Weak labeling may be caused by insufficient exposure of the fusion protein to the substrate. Try increasing the concentration of SNAP-tag substrate and/ or the incubation time within the range of 2–20 μM and 15–60 minutes, respectively. Alternatively the protein may be poorly expressed and/or turn over rapidly. If the protein has limited stability in the cell, it may help to analyze the samples immediately after labeling. 

High Background 

Background fluorescence may be controlled by reducing the concentration of SNAP-tag substrate used, and by shortening the incubation time.
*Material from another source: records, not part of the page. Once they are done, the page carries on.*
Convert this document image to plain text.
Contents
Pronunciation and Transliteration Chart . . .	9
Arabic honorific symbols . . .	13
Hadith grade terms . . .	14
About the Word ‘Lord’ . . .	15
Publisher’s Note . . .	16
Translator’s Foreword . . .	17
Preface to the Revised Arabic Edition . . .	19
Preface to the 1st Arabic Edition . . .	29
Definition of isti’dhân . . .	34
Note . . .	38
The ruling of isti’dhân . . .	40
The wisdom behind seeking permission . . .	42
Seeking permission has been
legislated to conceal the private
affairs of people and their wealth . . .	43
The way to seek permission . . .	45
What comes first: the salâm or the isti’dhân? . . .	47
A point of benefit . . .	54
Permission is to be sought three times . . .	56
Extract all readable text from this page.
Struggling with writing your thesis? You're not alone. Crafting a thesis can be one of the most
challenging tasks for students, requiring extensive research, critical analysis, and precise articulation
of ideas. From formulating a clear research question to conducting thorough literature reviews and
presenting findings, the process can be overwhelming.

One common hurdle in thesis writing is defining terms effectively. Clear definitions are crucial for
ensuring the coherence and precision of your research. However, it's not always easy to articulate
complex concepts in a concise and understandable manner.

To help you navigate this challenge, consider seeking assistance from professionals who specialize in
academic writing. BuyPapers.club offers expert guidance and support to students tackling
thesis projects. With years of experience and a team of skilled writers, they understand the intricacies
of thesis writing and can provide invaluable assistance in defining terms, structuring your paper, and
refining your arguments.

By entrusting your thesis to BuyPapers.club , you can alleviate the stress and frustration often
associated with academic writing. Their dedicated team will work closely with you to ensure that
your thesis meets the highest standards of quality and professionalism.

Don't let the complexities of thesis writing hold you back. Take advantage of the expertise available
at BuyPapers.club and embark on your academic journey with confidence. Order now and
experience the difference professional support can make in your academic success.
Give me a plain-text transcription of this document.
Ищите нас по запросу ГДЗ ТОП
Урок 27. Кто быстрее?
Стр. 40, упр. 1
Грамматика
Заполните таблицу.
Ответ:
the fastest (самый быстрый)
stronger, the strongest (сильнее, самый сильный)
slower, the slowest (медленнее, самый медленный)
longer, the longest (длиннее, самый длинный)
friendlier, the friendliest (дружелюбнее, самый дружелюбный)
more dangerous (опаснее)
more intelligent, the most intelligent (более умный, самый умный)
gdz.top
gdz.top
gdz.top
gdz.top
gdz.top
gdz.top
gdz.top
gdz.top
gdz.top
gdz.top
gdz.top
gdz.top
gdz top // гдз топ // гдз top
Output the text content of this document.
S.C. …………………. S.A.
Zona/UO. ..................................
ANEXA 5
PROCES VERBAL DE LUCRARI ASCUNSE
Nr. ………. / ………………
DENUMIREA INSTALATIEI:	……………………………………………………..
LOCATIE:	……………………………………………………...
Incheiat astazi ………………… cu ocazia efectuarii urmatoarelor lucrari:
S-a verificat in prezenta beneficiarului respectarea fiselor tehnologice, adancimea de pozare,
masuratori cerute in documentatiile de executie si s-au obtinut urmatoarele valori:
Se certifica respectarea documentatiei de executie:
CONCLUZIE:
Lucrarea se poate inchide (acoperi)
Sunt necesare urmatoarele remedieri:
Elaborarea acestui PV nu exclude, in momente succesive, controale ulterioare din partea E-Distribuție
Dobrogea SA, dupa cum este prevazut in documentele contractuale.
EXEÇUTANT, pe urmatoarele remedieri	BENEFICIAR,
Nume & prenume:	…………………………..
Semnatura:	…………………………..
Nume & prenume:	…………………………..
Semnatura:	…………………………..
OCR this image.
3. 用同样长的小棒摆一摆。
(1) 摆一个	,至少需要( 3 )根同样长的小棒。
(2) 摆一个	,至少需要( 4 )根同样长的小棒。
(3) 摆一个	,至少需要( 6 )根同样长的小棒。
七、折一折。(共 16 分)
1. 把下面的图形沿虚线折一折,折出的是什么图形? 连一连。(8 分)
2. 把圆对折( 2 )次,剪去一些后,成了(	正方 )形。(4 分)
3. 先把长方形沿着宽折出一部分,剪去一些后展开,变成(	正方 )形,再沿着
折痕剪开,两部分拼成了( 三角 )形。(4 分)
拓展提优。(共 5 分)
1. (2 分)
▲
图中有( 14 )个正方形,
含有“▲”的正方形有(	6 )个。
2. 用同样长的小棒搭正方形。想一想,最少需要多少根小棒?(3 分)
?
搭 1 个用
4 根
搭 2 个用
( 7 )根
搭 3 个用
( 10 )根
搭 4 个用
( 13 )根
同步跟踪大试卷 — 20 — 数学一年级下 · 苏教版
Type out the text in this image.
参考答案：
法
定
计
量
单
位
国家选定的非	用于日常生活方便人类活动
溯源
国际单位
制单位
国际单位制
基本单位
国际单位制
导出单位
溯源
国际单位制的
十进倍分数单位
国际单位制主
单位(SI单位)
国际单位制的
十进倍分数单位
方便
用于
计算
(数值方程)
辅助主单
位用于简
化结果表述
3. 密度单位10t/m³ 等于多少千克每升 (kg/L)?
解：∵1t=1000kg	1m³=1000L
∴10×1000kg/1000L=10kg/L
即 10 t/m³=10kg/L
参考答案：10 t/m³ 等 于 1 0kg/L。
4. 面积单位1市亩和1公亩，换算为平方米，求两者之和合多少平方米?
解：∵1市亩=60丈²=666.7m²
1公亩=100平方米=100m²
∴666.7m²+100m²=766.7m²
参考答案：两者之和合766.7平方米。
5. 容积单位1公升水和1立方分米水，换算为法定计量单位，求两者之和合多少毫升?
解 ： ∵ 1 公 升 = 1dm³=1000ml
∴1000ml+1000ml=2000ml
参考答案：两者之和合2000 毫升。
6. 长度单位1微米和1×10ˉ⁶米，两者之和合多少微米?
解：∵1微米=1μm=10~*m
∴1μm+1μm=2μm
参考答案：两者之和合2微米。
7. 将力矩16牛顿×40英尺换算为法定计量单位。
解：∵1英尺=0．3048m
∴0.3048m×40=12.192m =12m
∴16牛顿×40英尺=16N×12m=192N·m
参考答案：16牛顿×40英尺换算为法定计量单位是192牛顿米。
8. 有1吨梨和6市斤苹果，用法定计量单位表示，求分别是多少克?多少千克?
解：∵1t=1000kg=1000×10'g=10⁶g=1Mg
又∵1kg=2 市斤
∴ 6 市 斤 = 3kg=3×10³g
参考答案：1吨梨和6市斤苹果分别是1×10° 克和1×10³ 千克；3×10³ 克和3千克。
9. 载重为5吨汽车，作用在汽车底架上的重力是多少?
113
The presence of fetal calf serum or BSA during the labeling incubation should reduce non-specific binding of substrate to surfaces. 

Signal Strongly Reduced after Short Time 

If the fluorescence signal decreases rapidly, it may be due to instability of the fusion protein. The signal may be stabilized by fixing the cells. Alternatively try switching the SNAP-tag from the N- to the C-terminus or vice versa. Photobleaching is generally not a problem as both SNAP-Surface 488 and SNAPSurface 549 are very photostable. However, if you experience problems with photobleaching, addition of a commercially available anti-fade reagent may be helpful.